What we could potentially do is make rolling backups of verified-consistent databases, and then just roll back to the last database then replay from that point onwards. So it'd reduce the amount of reindexing time.

But the simpler fix is to just not run Bitcoin-Qt on Macs that might sleep a lot.


Title: Re: Blockchain corruption during power loss?
Post by: jgarzik on July 08, 2013, 03:07:08 PM
But the simpler fix is to just not run Bitcoin-Qt on Macs that might sleep a lot.

If leveldb cannot handle suspend/resume with full data integrity, then we may need to revisit it.



Title: Re: Blockchain corruption during power loss?
Post by: Mike Hearn on July 08, 2013, 03:09:42 PM
The issue is not suspend/resume when it works, which LevelDB can survive just fine, it's when the OS or hardware itself screws up the resume process.

ACPI suspend/resume is unbelievably complicated, at least the way it used to work required the BIOS to provide an actual program written in a special kind of assembly language run by an ACPI interpreter as part of bringing the system down/up.
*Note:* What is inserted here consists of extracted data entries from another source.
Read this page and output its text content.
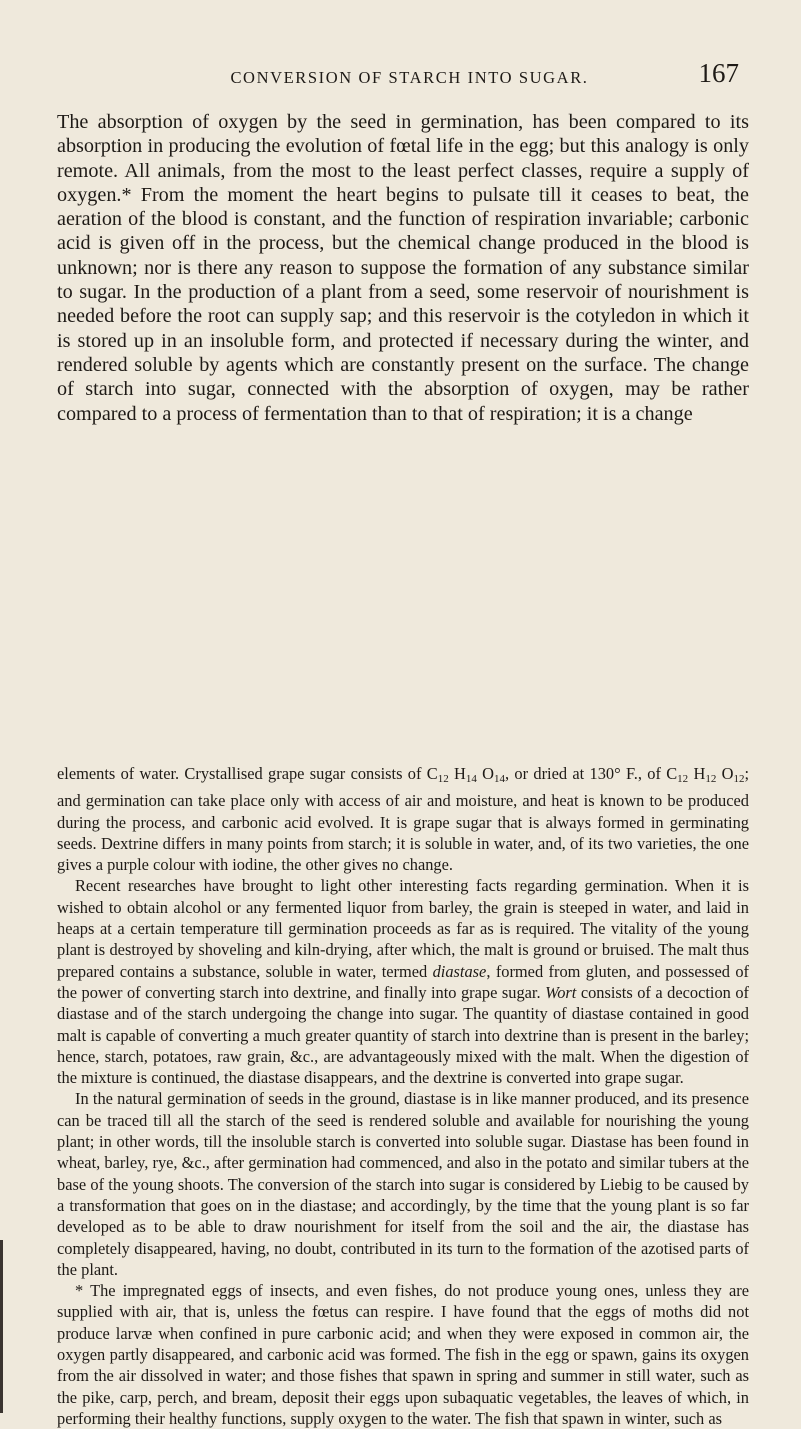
CONVERSION OF STARCH INTO SUGAR.	167

The absorption of oxygen by the seed in germination, has been compared to its absorption in producing the evolution of fœtal life in the egg; but this analogy is only remote. All animals, from the most to the least perfect classes, require a supply of oxygen.* From the moment the heart begins to pulsate till it ceases to beat, the aeration of the blood is constant, and the function of respiration invariable; carbonic acid is given off in the process, but the chemical change produced in the blood is unknown; nor is there any reason to suppose the formation of any substance similar to sugar. In the production of a plant from a seed, some reservoir of nourishment is needed before the root can supply sap; and this reservoir is the cotyledon in which it is stored up in an insoluble form, and protected if necessary during the winter, and rendered soluble by agents which are constantly present on the surface. The change of starch into sugar, connected with the absorption of oxygen, may be rather compared to a process of fermentation than to that of respiration; it is a change

elements of water. Crystallised grape sugar consists of $C_{12}$ $H_{14}$ $O_{14}$, or dried at 130° F., of $C_{12}$ $H_{12}$ $O_{12}$; and germination can take place only with access of air and moisture, and heat is known to be produced during the process, and carbonic acid evolved. It is grape sugar that is always formed in germinating seeds. Dextrine differs in many points from starch; it is soluble in water, and, of its two varieties, the one gives a purple colour with iodine, the other gives no change.

Recent researches have brought to light other interesting facts regarding germination. When it is wished to obtain alcohol or any fermented liquor from barley, the grain is steeped in water, and laid in heaps at a certain temperature till germination proceeds as far as is required. The vitality of the young plant is destroyed by shoveling and kiln-drying, after which, the malt is ground or bruised. The malt thus prepared contains a substance, soluble in water, termed diastase, formed from gluten, and possessed of the power of converting starch into dextrine, and finally into grape sugar. Wort consists of a decoction of diastase and of the starch undergoing the change into sugar. The quantity of diastase contained in good malt is capable of converting a much greater quantity of starch into dextrine than is present in the barley; hence, starch, potatoes, raw grain, &c., are advantageously mixed with the malt. When the digestion of the mixture is continued, the diastase disappears, and the dextrine is converted into grape sugar.

In the natural germination of seeds in the ground, diastase is in like manner produced, and its presence can be traced till all the starch of the seed is rendered soluble and available for nourishing the young plant; in other words, till the insoluble starch is converted into soluble sugar. Diastase has been found in wheat, barley, rye, &c., after germination had commenced, and also in the potato and similar tubers at the base of the young shoots. The conversion of the starch into sugar is considered by Liebig to be caused by a transformation that goes on in the diastase; and accordingly, by the time that the young plant is so far developed as to be able to draw nourishment for itself from the soil and the air, the diastase has completely disappeared, having, no doubt, contributed in its turn to the formation of the azotised parts of the plant.

* The impregnated eggs of insects, and even fishes, do not produce young ones, unless they are supplied with air, that is, unless the fœtus can respire. I have found that the eggs of moths did not produce larvæ when confined in pure carbonic acid; and when they were exposed in common air, the oxygen partly disappeared, and carbonic acid was formed. The fish in the egg or spawn, gains its oxygen from the air dissolved in water; and those fishes that spawn in spring and summer in still water, such as the pike, carp, perch, and bream, deposit their eggs upon subaquatic vegetables, the leaves of which, in performing their healthy functions, supply oxygen to the water. The fish that spawn in winter, such as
If anything goes wrong in that process, all bets are off - pretty much anything could happen to the data on disk.

LevelDB is designed to survive certain kinds of file system corruption by ensuring that all commits are atomic .... on the assumption that file system renames and write() calls are atomic. If that underlying OS assumption is violated by bugs in the OS or hardware, LevelDB can corrupt itself as would any other database.


Title: Re: Blockchain corruption during power loss?
Post by: jgarzik on July 08, 2013, 03:41:20 PM
LevelDB is designed to survive certain kinds of file system corruption by ensuring that all commits are atomic .... on the assumption that file system renames and write() calls are atomic. If that underlying OS assumption is violated by bugs in the OS or hardware, LevelDB can corrupt itself as would any other database.

Write calls have never been atomic in any Unix-ish OS...  They may be reordered by the OS between fsync/fdatasync calls, and may be reordered again at the hardware (disk) level, unless the OS sends a hardware flush command (FLUSH CACHE / SYNCHRONIZE CACHE).



Title: Re: Blockchain corruption during power loss?
Post by: Mike Hearn on July 08, 2013, 04:20:58 PM
Yeah, it does do at least fdatasync in some cases. OK, actually, I don't know the exact requirements LevelDB makes of the OS, but I really doubt it's anything un-POSIXish.